Wetwheels founder Geoff Holt MBE says 35,000 boat trips for wheelchair users in the last 10 years is just the start as he announces plans to triple that figure over the next 5 years
The man who launched boating charity Wetwheels a decade ago to give disabled people the opportunity to feel “free and independent on the water” has announced exciting expansion plans to allow 100,000 participants to enjoy the life-changing experience around Britain.
Wetwheels founder and pioneering disabled yachtsman Geoff Holt MBE DL launched the £1m fundraising campaign to increase the number of its specially-built, fully-accessible powerboats to ten by 2026 at the charity’s 10th anniversary celebration, held at Southampton International Boat Show.
Geoff, who was paralysed in 1984 and uses a wheelchair, said: “I launched the first Wetwheels boat in the Solent in 2011 to give disabled people the feeling of freedom and independence that you get from being on the water – it’s something you can’t gauge until you see the smile on their faces.
“Wetwheels’ 10th anniversary event launches our £1m bid to increase the number of our boats from six to ten – starting with our next boat in Port Edgar Marina in Edinburgh in 2022.”
Wetwheels currently operates from Hamble and Portsmouth in Hampshire and locations in Kent, Cornwall, Yorkshire and Jersey – allowing disabled people to actively participate on a coastal boat ride to help build confidence and improve their wellbeing.

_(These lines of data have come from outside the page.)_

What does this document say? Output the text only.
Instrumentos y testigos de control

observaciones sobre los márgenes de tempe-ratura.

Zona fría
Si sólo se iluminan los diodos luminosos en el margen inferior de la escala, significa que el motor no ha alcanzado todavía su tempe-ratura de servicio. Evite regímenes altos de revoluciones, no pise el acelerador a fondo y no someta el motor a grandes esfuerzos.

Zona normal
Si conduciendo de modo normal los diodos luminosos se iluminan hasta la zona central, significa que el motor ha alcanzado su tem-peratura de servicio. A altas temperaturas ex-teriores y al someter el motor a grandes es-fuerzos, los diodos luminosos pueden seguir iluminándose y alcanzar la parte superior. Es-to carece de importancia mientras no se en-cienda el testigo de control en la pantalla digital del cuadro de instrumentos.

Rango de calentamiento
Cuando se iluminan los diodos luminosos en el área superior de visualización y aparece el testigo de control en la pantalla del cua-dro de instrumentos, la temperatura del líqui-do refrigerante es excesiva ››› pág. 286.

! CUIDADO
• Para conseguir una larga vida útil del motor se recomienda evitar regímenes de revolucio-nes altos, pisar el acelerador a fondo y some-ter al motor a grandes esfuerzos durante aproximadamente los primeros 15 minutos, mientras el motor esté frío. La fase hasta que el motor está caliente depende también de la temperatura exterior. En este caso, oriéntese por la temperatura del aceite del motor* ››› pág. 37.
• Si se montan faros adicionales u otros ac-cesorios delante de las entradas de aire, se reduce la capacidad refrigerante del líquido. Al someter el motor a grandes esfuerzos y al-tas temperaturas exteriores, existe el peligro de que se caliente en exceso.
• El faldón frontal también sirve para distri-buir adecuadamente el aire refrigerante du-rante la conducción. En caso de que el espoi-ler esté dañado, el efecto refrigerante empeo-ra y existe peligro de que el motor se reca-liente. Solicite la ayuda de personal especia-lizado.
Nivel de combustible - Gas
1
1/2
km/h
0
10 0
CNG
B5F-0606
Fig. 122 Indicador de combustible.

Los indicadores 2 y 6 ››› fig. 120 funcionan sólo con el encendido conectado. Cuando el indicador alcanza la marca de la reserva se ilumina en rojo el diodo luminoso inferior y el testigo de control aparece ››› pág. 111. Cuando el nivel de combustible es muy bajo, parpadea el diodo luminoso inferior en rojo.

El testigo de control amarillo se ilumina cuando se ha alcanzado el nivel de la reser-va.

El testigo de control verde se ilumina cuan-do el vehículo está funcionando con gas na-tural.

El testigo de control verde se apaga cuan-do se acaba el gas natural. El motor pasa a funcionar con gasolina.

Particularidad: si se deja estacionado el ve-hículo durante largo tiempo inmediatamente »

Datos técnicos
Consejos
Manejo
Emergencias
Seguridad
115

During last year’s COVID-19 pandemic, Geoff recognised the isolation felt by disabled young people who were unable to leave their homes, let alone get on the sea. The charity created an immersive video to give them the seafaring experience on virtual reality headsets from their home, school or care setting.
At the 2021 Southampton Boat Show, Geoff explained that although disabled sailing charities do a fantastic job up and down the country, he set up Wetwheels, which is based around a fleet of specially-built, fully-accessible powerboats, after “recognizing that lots of people were not getting on the water because the could not or would not go sailing.”
He hopes to continue supporting the 250,000 or more young people in the UK with profound and multiple learning disabilities (PMLD), many with life-limiting illnesses, who are able to enjoy time aboard Wetwheels boats and even take the helm.
“Of the 35,000 passengers so far, nearly 80% had never been on the water before,” he said. “We describe our boats as barrier-free and we mean it,” Geoff added.
Photo: Wetwheels founder and pioneering disabled yachtsman Geoff Holt MBE DL, with Wetwheels Chief Executive Neil Wilson, left, and Trustee Paul Strzelecki.